Kansas bill would create Bitcoin and digital-assets reserve, bars BTC transfers to general fund

Kansas Senator Craig Bowser introduced Senate Bill 352 to create a state-run "Bitcoin and digital assets reserve fund" by amending the state’s unclaimed property law. The bill treats digital property left unclaimed after three years as eligible for the reserve. Custodial digital assets must be delivered to a qualified custodian within 30 days of reporting; custodians may stake assets and receive airdrops, and staking/airdrop proceeds that remain unclaimed after three years flow into the reserve. The Kansas State Treasurer would administer the reserve and hold assets with licensed custodians, including chartered banks and trust companies. SB 352 explicitly prohibits depositing Bitcoin into the state general fund — Bitcoin holdings must remain segregated — while requiring that 10% of each non-Bitcoin digital-asset deposit be transferred to the state general fund. The measure focuses on custody and use of already-collected unclaimed digital property rather than authorizing direct state purchases of crypto. The bill was referred to the Committee on Financial Institutions and Insurance for review.
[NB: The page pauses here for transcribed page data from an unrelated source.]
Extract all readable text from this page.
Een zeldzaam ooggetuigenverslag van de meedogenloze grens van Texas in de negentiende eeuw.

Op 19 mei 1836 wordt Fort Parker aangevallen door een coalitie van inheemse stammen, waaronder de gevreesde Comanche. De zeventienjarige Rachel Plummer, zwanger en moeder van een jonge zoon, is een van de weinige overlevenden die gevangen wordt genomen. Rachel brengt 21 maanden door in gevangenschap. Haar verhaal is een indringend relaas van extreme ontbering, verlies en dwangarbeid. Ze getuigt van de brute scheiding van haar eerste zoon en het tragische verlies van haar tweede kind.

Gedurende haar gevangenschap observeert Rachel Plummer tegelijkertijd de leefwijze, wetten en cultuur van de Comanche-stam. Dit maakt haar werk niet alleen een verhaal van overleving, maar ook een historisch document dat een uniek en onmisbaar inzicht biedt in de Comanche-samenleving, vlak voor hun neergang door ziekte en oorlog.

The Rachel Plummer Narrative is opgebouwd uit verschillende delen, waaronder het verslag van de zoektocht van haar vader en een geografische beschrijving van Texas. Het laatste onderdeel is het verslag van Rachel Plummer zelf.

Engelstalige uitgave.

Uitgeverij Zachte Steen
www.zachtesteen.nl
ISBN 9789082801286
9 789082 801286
SB 352 follows similar unclaimed-property reserve models in other states and adds to a growing trend of U.S. states exploring Bitcoin reserves; Kansas previously saw related proposals such as SB 34 to permit pension exposure to Bitcoin ETFs. Key SEO keywords: Kansas, Bitcoin reserve, unclaimed property, digital assets, staking, airdrops, custody.
Neutral
SB 352 is custody-focused and creates a mechanism to aggregate already-collected, unclaimed digital assets into a state reserve rather than directing the state to buy new Bitcoin. The explicit protection preventing Bitcoin from being deposited into the general fund and the requirement that Bitcoin be segregated reduces fiscal risk and political uncertainty around immediate BTC liquidation. For Bitcoin price impact specifically, the bill is likely neutral: it does not authorize direct state purchases that would increase demand, nor does it mandate large sales that would add supply to markets. In the short term, traders should expect minimal market reaction because the bill repurposes existing unclaimed assets and must still pass committee and further legislative steps. In the medium to long term, if the measure is enacted and the reserve accumulates material BTC holdings, indirect effects could emerge — for example, reduced on-chain supply if coins are locked in custody, or periodic sell pressure if future policy changes allow state sales — but those scenarios are speculative and contingent on implementation details. Overall, absent authorization for active BTC purchases or disposals, the immediate price signal is neutral.